About 3 million years ago, vast tracts of land in the Northern Hemisphere frosted over with huge sheets of ice. A report in today's issue of Science  offers a new theory to explain the mystery of how the glaciers began, arguing that shifting tectonic plates combined with shorter summers might have wetted and chilled the North enough to trigger the ice's onset.
Researchers have long known that when the motions of tectonic plates closed the Isthmus of Panama about 4.6 million years ago, they sealed off the waters of the Pacific and Atlantic oceans. This closure shifted Atlantic currents northward and enhanced the Gulf Stream, sending masses of warm, salty water to the high northern latitudes. Because warmer water tends to evaporate more, some researchers proposed that the extra moisture in the atmosphere could have precipitated as snow, if the air was cold enough. But others objected that the warmer water would also have heated the atmosphere--and prevented the glaciers from forming.

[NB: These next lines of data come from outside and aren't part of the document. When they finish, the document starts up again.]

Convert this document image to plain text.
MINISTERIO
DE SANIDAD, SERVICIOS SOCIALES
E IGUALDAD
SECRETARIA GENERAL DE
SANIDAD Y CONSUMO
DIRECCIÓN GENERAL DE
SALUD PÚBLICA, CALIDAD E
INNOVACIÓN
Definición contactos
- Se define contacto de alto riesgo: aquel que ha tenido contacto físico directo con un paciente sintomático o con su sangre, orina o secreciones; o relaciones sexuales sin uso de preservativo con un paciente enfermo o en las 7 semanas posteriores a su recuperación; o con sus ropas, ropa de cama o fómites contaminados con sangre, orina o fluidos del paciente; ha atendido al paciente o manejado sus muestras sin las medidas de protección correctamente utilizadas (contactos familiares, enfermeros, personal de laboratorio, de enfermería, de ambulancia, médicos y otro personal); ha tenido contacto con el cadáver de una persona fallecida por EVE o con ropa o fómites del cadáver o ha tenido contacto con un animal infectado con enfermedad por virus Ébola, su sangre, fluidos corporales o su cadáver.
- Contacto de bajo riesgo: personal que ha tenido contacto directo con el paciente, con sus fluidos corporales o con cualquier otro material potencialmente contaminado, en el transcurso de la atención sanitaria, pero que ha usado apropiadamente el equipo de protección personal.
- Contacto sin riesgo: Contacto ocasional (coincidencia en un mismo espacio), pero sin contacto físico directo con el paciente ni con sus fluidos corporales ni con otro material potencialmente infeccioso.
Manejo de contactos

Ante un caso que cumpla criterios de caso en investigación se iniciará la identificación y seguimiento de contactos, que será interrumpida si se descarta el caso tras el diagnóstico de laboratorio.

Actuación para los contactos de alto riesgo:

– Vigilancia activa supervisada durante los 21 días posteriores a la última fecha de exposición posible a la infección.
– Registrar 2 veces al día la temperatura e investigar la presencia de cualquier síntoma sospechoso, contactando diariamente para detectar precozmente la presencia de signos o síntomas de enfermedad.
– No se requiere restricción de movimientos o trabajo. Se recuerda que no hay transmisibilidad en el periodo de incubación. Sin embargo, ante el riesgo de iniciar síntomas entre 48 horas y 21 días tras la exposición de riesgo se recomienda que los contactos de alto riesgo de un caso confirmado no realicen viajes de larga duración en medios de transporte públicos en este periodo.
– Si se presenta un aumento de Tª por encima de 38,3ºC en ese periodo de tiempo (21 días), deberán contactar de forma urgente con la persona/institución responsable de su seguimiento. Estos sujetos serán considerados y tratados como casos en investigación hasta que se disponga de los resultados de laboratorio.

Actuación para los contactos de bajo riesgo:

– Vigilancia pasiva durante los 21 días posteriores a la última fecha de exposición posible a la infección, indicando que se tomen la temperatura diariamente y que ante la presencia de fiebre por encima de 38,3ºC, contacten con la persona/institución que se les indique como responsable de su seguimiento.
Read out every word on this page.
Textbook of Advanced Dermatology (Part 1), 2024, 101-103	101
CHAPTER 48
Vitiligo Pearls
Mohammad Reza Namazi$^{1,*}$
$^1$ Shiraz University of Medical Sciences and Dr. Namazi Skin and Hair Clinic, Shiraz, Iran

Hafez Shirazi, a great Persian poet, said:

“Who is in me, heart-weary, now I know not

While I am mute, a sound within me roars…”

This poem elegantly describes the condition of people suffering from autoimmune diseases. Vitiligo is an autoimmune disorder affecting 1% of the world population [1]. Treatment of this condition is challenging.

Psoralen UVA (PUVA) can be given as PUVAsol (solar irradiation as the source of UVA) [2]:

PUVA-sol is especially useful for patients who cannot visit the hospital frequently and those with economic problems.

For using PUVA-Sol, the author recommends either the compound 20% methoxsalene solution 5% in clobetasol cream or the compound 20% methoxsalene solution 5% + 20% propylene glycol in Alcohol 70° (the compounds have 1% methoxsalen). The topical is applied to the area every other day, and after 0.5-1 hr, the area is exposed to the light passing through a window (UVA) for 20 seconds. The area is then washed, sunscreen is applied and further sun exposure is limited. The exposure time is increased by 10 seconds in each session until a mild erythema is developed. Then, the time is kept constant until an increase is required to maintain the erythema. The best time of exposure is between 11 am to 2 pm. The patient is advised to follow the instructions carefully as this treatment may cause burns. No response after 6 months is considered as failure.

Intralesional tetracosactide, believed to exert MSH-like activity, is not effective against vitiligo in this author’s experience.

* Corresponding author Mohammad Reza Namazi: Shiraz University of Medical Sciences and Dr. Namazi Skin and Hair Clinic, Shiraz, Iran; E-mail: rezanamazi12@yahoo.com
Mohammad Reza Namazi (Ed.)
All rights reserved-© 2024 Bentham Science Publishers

Now, geologist Neal Driscoll of the Woods Hole Oceanographic Institute in Massachusetts and paleoceanographer Gerald Haug of the University of Kiel in Germany propose a new idea. They argue that the extra moisture swelled rivers in Siberia that emptied into the Arctic Ocean. By diluting the Arctic Ocean, this fresh water could have slowed the southward currents of deep, cold, and salty water. In turn, less warm water would then have flowed to the north, cooling the land.
Driscoll adds that fresh water is easier to freeze than salt water is, so the Arctic Ocean could have become capped with a layer of ice. This ice insulated the atmosphere from the remaining warmth of the ocean and further lowered temperatures. Moreover, at about the same time, Earth's axis was changing its tilt in such a way that summers in the northern hemisphere tended to become shorter. These combined cooling forces, researchers say, might have just "tipped the scales" in favor of glaciers.
The explanation is the best yet for the rapid glaciation in the northern hemisphere, says Chris Charles of the Scripps Institution of Oceanography in San Diego. Given current concerns that humans may be warming the world, it's critical to understand dramatic climate shifts, he says. And "glaciation is about the most dramatic manifestation of climate change that anybody can think of."